Charles R. Taylor, a Villanova University professor, will present findings suggesting a building sign’s real worth should be evaluated on the basis of cumulative exposures, similar to out-of-home (OOH) advertising. (Taylor has also been selected to conduct comprehensive research into the economic and safety impact of illuminated versus non-illuminated on-premise signage, which should be completed in 2014.)

Kyle Craig, CEO of Outlook Consulting, will explore how rebranded commercial signs affect communications with customers. UC College of Business signage and visual marketing specialist James J. Kellaris will present new survey findings regarding the usefulness of indoor and outdoor signage compared to other media, how signs can drive business to a store, what shoppers infer about a retailer from its signage and how various factors affect sign legibility. And city planner Dawn Jourdan will discuss how opposing forces can work together to ensure signs improve esthetics by balancing commercial and community interests.

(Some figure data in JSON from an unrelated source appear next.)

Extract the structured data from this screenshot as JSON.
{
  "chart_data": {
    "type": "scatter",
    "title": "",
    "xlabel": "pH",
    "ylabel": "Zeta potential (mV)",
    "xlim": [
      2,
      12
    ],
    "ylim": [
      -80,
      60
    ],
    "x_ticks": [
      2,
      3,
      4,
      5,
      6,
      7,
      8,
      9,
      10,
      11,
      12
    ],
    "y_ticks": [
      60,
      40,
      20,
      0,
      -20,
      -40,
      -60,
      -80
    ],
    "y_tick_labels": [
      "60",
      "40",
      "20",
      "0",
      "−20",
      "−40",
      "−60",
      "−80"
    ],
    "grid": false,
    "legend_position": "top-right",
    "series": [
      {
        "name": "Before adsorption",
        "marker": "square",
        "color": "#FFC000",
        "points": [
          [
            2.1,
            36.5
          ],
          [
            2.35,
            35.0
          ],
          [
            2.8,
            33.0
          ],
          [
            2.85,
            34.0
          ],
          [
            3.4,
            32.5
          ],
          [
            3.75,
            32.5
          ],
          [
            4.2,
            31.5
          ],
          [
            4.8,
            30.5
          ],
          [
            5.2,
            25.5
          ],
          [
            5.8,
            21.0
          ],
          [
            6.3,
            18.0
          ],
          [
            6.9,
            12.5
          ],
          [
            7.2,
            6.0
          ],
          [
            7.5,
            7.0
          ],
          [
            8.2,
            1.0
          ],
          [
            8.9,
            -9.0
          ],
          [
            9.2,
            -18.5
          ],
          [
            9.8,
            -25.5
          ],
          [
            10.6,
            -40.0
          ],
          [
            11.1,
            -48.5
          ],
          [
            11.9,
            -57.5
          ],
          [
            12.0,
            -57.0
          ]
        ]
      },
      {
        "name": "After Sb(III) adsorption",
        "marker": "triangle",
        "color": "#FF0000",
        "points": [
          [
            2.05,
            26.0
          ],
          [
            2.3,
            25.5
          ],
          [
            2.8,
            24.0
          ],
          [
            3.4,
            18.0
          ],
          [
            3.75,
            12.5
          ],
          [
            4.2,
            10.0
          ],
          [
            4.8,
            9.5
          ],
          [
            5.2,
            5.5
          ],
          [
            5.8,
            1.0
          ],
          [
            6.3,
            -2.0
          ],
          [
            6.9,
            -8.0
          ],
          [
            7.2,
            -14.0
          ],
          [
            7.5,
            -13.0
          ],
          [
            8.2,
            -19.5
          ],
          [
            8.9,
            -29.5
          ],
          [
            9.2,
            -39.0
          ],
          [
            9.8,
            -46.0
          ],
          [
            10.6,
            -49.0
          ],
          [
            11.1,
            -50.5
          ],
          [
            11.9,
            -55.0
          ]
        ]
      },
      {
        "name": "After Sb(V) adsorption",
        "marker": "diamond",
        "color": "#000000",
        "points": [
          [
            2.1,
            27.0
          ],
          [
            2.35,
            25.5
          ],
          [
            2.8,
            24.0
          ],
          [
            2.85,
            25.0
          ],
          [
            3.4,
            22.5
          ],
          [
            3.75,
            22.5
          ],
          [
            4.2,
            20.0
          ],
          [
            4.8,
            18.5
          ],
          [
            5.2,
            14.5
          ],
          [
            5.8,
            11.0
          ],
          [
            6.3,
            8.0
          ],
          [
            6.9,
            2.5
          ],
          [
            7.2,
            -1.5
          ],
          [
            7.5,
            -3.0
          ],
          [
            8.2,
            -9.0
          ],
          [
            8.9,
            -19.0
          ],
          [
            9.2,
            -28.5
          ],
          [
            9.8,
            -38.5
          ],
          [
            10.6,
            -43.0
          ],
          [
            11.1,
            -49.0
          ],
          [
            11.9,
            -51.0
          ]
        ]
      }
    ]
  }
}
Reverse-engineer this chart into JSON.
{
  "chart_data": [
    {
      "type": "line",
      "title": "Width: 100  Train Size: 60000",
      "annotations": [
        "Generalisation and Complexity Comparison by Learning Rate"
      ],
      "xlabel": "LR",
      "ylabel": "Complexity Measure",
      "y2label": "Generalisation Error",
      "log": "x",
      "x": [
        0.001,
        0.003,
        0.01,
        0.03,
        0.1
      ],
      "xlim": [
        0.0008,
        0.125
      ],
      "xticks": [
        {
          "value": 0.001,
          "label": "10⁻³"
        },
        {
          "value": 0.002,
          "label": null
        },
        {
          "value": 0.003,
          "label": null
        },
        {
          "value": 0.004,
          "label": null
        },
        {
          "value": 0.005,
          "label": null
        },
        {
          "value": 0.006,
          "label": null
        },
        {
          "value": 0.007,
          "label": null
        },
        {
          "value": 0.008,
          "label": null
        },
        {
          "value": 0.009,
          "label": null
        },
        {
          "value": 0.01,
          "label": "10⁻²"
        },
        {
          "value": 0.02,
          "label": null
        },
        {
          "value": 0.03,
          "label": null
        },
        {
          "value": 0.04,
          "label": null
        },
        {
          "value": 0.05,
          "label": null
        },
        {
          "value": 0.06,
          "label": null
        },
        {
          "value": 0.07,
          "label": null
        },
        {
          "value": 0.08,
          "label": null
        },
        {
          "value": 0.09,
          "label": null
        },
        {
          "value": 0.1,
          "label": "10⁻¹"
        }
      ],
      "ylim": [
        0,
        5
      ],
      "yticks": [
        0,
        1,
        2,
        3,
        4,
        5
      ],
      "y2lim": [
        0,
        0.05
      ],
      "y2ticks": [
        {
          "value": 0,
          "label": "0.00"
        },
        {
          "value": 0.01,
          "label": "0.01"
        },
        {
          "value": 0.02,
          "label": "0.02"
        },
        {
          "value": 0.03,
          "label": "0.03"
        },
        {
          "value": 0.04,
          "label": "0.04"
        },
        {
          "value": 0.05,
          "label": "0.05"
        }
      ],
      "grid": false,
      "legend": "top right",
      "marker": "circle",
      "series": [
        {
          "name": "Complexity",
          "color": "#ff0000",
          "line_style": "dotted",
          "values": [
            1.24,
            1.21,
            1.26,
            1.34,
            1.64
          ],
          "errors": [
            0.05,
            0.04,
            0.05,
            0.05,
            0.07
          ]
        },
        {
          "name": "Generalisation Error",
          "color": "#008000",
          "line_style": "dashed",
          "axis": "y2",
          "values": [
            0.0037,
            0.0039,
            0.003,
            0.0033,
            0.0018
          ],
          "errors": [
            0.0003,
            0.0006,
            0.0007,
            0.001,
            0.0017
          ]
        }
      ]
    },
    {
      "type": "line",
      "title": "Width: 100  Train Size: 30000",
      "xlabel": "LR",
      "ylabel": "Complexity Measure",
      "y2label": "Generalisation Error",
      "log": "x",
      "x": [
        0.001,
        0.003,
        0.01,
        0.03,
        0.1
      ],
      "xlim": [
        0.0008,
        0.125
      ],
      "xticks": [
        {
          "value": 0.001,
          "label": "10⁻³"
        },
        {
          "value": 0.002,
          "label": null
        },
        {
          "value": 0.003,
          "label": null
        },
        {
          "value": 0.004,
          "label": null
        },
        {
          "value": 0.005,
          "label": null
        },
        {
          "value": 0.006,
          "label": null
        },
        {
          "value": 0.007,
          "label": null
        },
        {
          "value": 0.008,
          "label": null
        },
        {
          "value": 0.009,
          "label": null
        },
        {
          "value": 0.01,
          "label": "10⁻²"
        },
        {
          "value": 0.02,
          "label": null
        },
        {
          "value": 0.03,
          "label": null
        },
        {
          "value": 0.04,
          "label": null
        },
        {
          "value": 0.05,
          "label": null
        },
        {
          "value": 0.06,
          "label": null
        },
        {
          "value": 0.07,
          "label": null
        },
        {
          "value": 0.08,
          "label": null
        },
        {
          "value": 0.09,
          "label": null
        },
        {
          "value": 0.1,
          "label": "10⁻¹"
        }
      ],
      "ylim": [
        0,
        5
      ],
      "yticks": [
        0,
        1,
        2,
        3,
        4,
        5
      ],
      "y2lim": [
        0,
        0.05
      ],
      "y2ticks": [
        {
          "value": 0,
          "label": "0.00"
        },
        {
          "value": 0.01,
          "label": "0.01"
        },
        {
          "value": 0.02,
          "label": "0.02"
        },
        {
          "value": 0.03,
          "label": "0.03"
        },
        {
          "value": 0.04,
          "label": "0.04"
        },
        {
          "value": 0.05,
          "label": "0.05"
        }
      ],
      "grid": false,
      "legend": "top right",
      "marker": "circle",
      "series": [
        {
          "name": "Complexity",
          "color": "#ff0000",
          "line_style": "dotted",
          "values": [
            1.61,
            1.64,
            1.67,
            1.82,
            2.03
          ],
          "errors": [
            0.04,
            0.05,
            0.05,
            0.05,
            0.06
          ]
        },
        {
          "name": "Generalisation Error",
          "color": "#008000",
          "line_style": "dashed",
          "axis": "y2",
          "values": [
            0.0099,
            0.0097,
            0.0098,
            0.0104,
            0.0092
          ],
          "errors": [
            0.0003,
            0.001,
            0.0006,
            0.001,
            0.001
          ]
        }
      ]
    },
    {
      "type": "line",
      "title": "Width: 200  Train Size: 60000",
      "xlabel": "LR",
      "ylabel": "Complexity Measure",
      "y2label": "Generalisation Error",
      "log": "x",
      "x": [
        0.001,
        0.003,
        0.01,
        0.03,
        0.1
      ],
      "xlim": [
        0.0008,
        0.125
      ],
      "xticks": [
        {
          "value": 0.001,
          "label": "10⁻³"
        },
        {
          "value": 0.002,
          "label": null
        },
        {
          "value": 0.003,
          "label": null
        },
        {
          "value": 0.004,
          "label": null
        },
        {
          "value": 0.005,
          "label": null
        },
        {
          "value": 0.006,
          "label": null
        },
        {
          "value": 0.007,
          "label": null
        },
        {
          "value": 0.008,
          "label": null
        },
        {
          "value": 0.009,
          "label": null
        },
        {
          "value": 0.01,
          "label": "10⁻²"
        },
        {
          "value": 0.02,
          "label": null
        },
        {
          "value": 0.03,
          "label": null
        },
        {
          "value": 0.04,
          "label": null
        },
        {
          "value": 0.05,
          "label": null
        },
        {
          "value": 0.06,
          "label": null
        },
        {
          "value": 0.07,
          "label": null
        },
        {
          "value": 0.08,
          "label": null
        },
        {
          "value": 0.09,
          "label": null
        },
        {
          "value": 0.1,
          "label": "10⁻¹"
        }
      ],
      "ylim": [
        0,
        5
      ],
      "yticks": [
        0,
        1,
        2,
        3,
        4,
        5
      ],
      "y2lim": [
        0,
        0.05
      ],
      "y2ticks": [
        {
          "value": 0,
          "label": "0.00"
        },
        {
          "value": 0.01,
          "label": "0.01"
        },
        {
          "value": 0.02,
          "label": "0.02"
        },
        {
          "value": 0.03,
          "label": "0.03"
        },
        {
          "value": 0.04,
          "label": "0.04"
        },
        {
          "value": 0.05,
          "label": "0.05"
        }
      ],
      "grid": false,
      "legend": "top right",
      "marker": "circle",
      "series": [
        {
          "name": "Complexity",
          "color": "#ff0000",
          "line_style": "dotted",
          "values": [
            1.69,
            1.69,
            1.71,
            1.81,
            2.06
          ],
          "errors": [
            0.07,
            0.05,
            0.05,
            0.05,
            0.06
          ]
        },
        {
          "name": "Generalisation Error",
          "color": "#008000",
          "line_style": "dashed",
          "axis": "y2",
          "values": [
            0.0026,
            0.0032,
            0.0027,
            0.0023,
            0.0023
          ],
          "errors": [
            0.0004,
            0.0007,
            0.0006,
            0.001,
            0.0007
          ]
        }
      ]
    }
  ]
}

Finally, in a session on urban wayfinding programs, ISA director of strategic initiatives Sapna Budev, environmental graphic design (EGD) specialist John Bosio and Craig Berger—formerly the director of education for the Society for Environmental Graphic Design (SEGD) and currently an industry consultant—will look at how cities have used signage to simultaneously improve navigation and raise the visibility of key destinations.

NRSEC will take place on October 9 and 10 at the Kingsgate Marriott Hotel in Cincinnati, Ohio. Further information is available at www.thesignagefoundation.org.